O ministro da Economia, Paulo Guedes, já manifestou a pessoas próximas ser favorável à reabertura dos cassinos em resorts; o chefe da equipe econômica tem dito que, hoje, o Brasil tem todas as condições de abrigar os empreendimentos, abrindo as portas para atrair o turismo de luxo. A posição também é publicamente defendida pelo presidente da Câmara, Rodrigo Maia (DEM-RJ), e tem apoio do ministro do Turismo, Marcelo Álvaro Antônio, e do presidente da Embratur, Gilson Machado — nome em alta no clã Bolsonaro e que lançou um plano mirabolante para alavancar o turismo no país, que apela a Sharon Stone e a aventuras de Mickey e Minnie pelo Brasil.
A pressão também alcançou o presidente Jair Bolsonaro. Em 2018, o então candidato chegou a dizer que os cassinos serviriam para “lavar dinheiro” e “destruir famílias no Brasil”. Depois da posse, procurou se distanciar do assunto, equilibrando-se para não contrariar os evangélicos, base essencial para sua sustentação política, e os empresários interessados em abrir cassinos no Brasil. No dia 1º deste mês, Bolsonaro foi questionado por um parlamentar, pelo WhatsApp, sobre sua opinião em relação ao tema. Uma nota publicada no site O Antagonista que levantava a hipótese de o presidente passar a encampar a proposta foi encaminhada a ele. Ao congressista, Bolsonaro disse que era contra o projeto e que não poderia ficar “o dia inteiro” desmentindo a imprensa. Apesar da negativa, um assessor direto do presidente afirmou que ele tem, agora, uma visão favorável à regularização dos cassinos.
A desconfiança sobre a posição de Bolsonaro ganhou força depois da ida do senador Flávio Bolsonaro (sem partido-RJ) para Las Vegas e Miami, no mês passado. Flávio reuniu-se com representantes do setor, como o fundador do grupo Las Vegas Sands, Sheldon Adelson, que já manifestou publicamente o interesse em abrir cassinos integrados a resorts no Brasil. Deputados da bancada evangélica tentam, inclusive, pressionar a Igreja Batista, da qual Flávio é fiel, a enquadrar o senador.
Além de Flávio, também integraram a comitiva brasileira a Las Vegas e Miami o onipresente Gilson Machado, da Embratur, o senador Irajá Abreu (PSD-TO) e o deputado federal Hélio Lopes (PSL-RJ), além do lutador de MMA Vitor Belfort, embaixador do turismo do Brasil.

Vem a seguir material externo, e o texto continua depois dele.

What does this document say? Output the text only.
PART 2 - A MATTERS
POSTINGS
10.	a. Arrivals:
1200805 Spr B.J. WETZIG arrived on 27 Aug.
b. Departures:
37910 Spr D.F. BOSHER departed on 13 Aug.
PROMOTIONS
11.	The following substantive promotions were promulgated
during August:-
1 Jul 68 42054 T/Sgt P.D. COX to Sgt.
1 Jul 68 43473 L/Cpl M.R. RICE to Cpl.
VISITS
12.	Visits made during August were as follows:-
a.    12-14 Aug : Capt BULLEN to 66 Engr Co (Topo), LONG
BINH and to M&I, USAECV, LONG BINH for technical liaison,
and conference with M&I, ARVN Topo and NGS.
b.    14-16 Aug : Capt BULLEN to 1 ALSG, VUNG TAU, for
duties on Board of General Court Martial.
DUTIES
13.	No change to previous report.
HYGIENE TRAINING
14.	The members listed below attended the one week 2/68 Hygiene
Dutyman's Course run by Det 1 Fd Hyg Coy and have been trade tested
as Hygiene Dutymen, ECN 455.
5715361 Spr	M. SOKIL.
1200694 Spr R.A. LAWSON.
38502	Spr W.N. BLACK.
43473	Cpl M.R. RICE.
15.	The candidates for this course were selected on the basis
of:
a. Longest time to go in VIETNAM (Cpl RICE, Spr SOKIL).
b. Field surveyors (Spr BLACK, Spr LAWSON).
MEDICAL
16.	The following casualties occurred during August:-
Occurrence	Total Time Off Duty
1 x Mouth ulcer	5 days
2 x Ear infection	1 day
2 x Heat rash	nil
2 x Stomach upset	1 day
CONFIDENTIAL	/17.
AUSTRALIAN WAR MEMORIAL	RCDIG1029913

“Que alegria poder saber que em nosso corpo diplomático tem pessoas tão incríveis, competentes e de mente aberta. Um grande prazer discutir o futuro do Brasil com nosso cônsul-geral em Miami, embaixador João Mendes Pereira. Estamos juntos trabalhando para um novo Brasil!”, postou Belfort em seu perfil no Instagram, em 21 de janeiro.

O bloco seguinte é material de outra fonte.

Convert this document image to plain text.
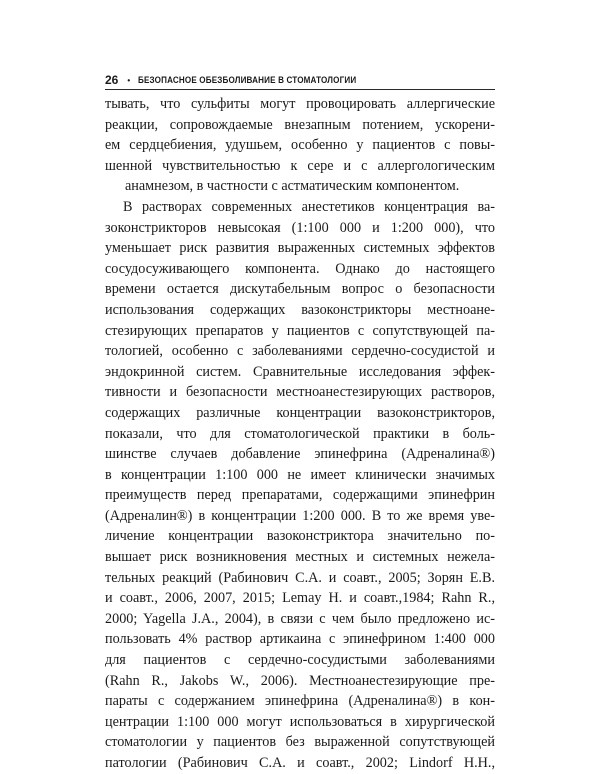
26 • БЕЗОПАСНОЕ ОБЕЗБОЛИВАНИЕ В СТОМАТОЛОГИИ
тывать, что сульфиты могут провоцировать аллергические
реакции, сопровождаемые внезапным потением, ускорени-
ем сердцебиения, удушьем, особенно у пациентов с повы-
шенной чувствительностью к сере и с аллергологическим
анамнезом, в частности с астматическим компонентом.
В растворах современных анестетиков концентрация ва-
зоконстрикторов невысокая (1:100 000 и 1:200 000), что
уменьшает риск развития выраженных системных эффектов
сосудосуживающего компонента. Однако до настоящего
времени остается дискутабельным вопрос о безопасности
использования содержащих вазоконстрикторы местноане-
стезирующих препаратов у пациентов с сопутствующей па-
тологией, особенно с заболеваниями сердечно-сосудистой и
эндокринной систем. Сравнительные исследования эффек-
тивности и безопасности местноанестезирующих растворов,
содержащих различные концентрации вазоконстрикторов,
показали, что для стоматологической практики в боль-
шинстве случаев добавление эпинефрина (Адреналина®)
в концентрации 1:100 000 не имеет клинически значимых
преимуществ перед препаратами, содержащими эпинефрин
(Адреналин®) в концентрации 1:200 000. В то же время уве-
личение концентрации вазоконстриктора значительно по-
вышает риск возникновения местных и системных нежела-
тельных реакций (Рабинович С.А. и соавт., 2005; Зорян Е.В.
и соавт., 2006, 2007, 2015; Lemay H. и соавт.,1984; Rahn R.,
2000; Yagella J.A., 2004), в связи с чем было предложено ис-
пользовать 4% раствор артикаина с эпинефрином 1:400 000
для пациентов с сердечно-сосудистыми заболеваниями
(Rahn R., Jakobs W., 2006). Местноанестезирующие пре-
параты с содержанием эпинефрина (Адреналина®) в кон-
центрации 1:100 000 могут использоваться в хирургической
стоматологии у пациентов без выраженной сопутствующей
патологии (Рабинович С.А. и соавт., 2002; Lindorf H.H.,
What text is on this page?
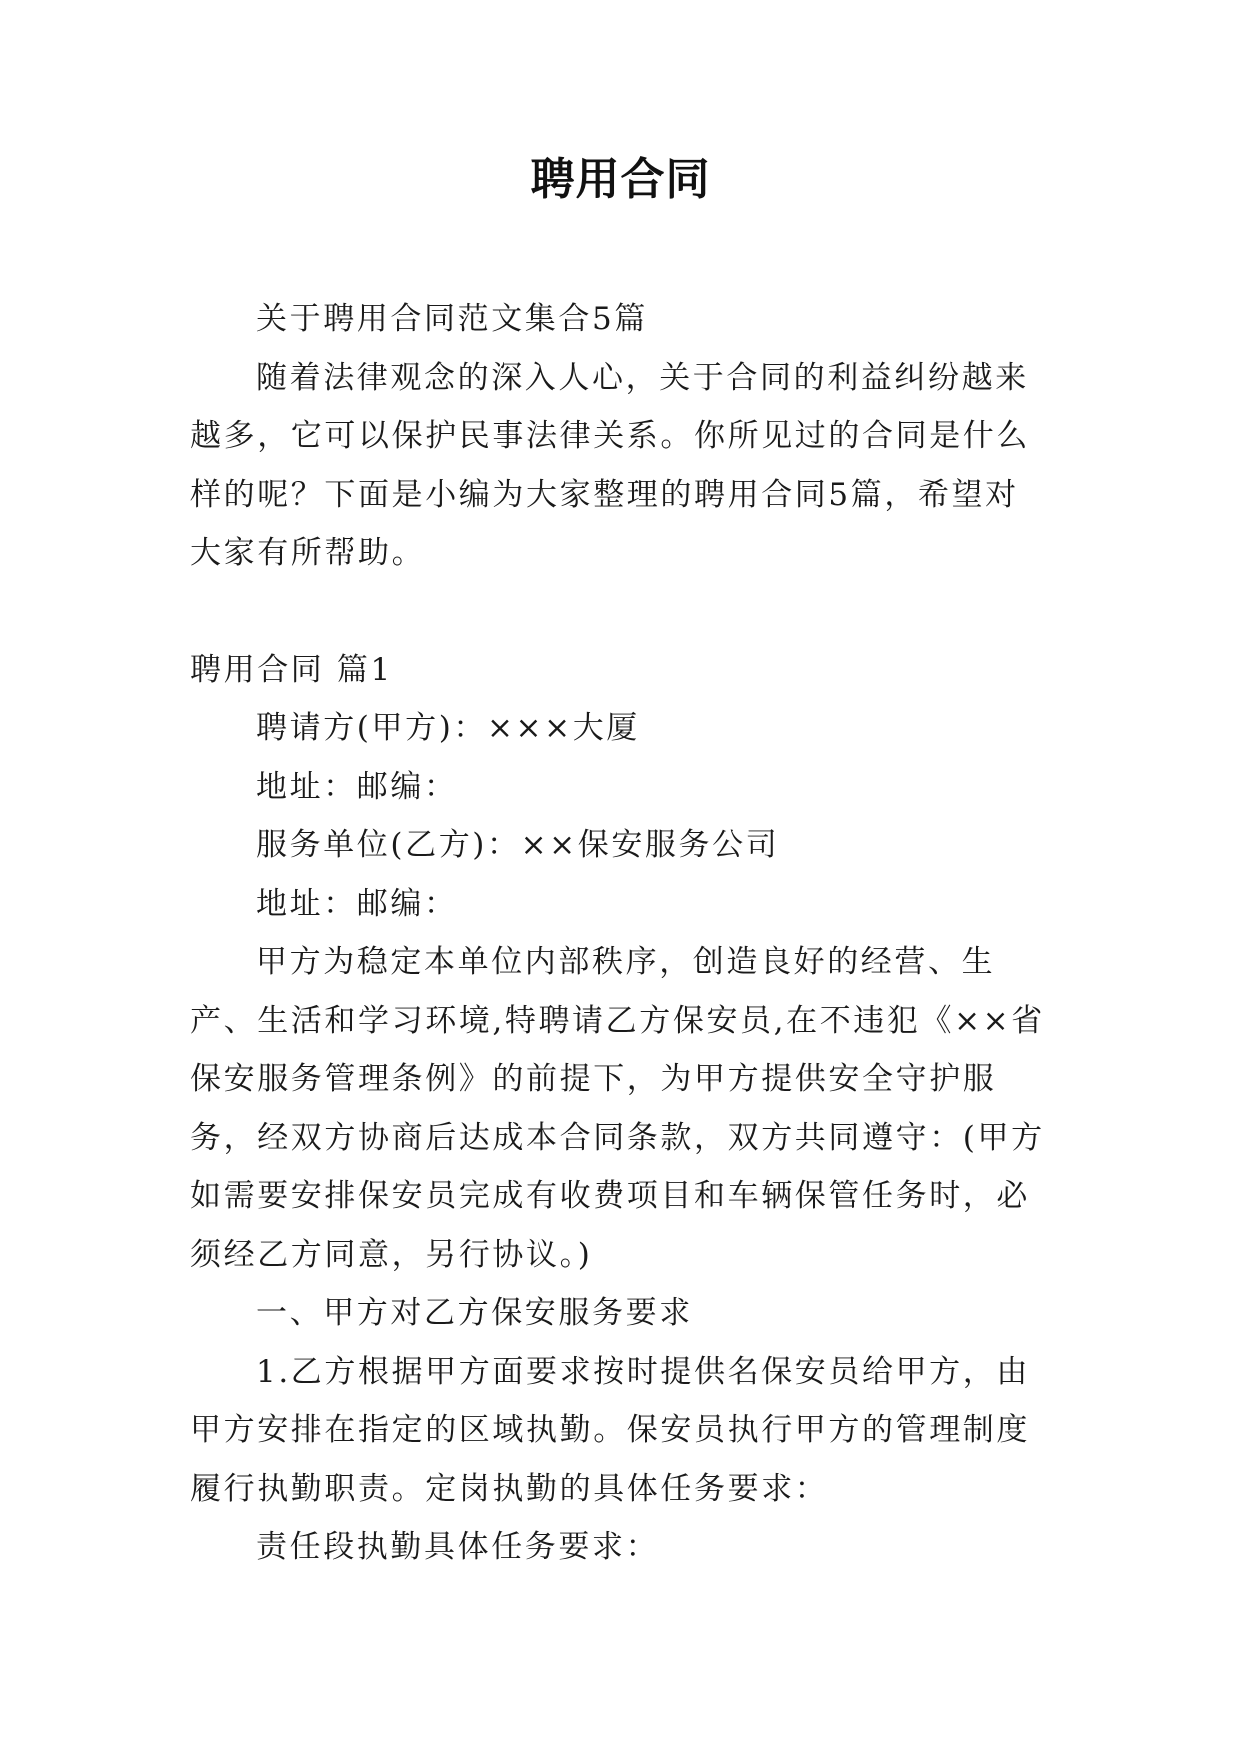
聘用合同

关于聘用合同范文集合5篇

随着法律观念的深入人心，关于合同的利益纠纷越来越多，它可以保护民事法律关系。你所见过的合同是什么样的呢？下面是小编为大家整理的聘用合同5篇，希望对大家有所帮助。

聘用合同 篇1

聘请方(甲方)：×××大厦

地址：邮编：

服务单位(乙方)：××保安服务公司

地址：邮编：

甲方为稳定本单位内部秩序，创造良好的经营、生产、生活和学习环境,特聘请乙方保安员,在不违犯《××省保安服务管理条例》的前提下，为甲方提供安全守护服务，经双方协商后达成本合同条款，双方共同遵守：(甲方如需要安排保安员完成有收费项目和车辆保管任务时，必须经乙方同意，另行协议。)

一、甲方对乙方保安服务要求

1.乙方根据甲方面要求按时提供名保安员给甲方，由甲方安排在指定的区域执勤。保安员执行甲方的管理制度履行执勤职责。定岗执勤的具体任务要求：

责任段执勤具体任务要求：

A avaliação do grupo que viajou é a de que, se o país for capaz de montar um projeto “conservador”, e que feche as portas à lavagem de dinheiro, uma das principais críticas à legalização dos jogos, a opinião pública pode abraçar a ideia. É mais fácil no discurso do que na prática.
Adelson, o anfitrião do zero um no tour americano, é um velho conhecido do mundo político brasileiro. Dono de cassinos nos Estados Unidos, em Cingapura e em Macau, o empresário visitou o Brasil em 2018 — a indústria do jogo nutriu grande expectativa de que o governo de Michel Temer resolvesse de vez o assunto. A expertise do grupo comandado pelo bilionário é a construção de megacomplexos, reunindo cassino, hotel, restaurante e centro de convenções. A presença é intensa a ponto de um projeto em tramitação na Câmara ser chamado pelos detratores, ironicamente, de “Lei Sheldon Adelson”. “É um discurso sem nexo (a acusação de beneficiar o empresário americano)”, disse o deputado Paulo Azi (DEM-BA), autor do texto. “A gente não quer que nenhum empresário separe a área que ele deseja. O governo vai definir onde os cassinos vão ficar, avaliando as questões de infraestrutura”, argumentou o parlamentar. Ele se disse favorável a outras modalidades, como o jogo do bicho, mas acredita que a proposta dos cassinos tem mais possibilidade de criar o “entendimento” necessário no Congresso para a aprovação.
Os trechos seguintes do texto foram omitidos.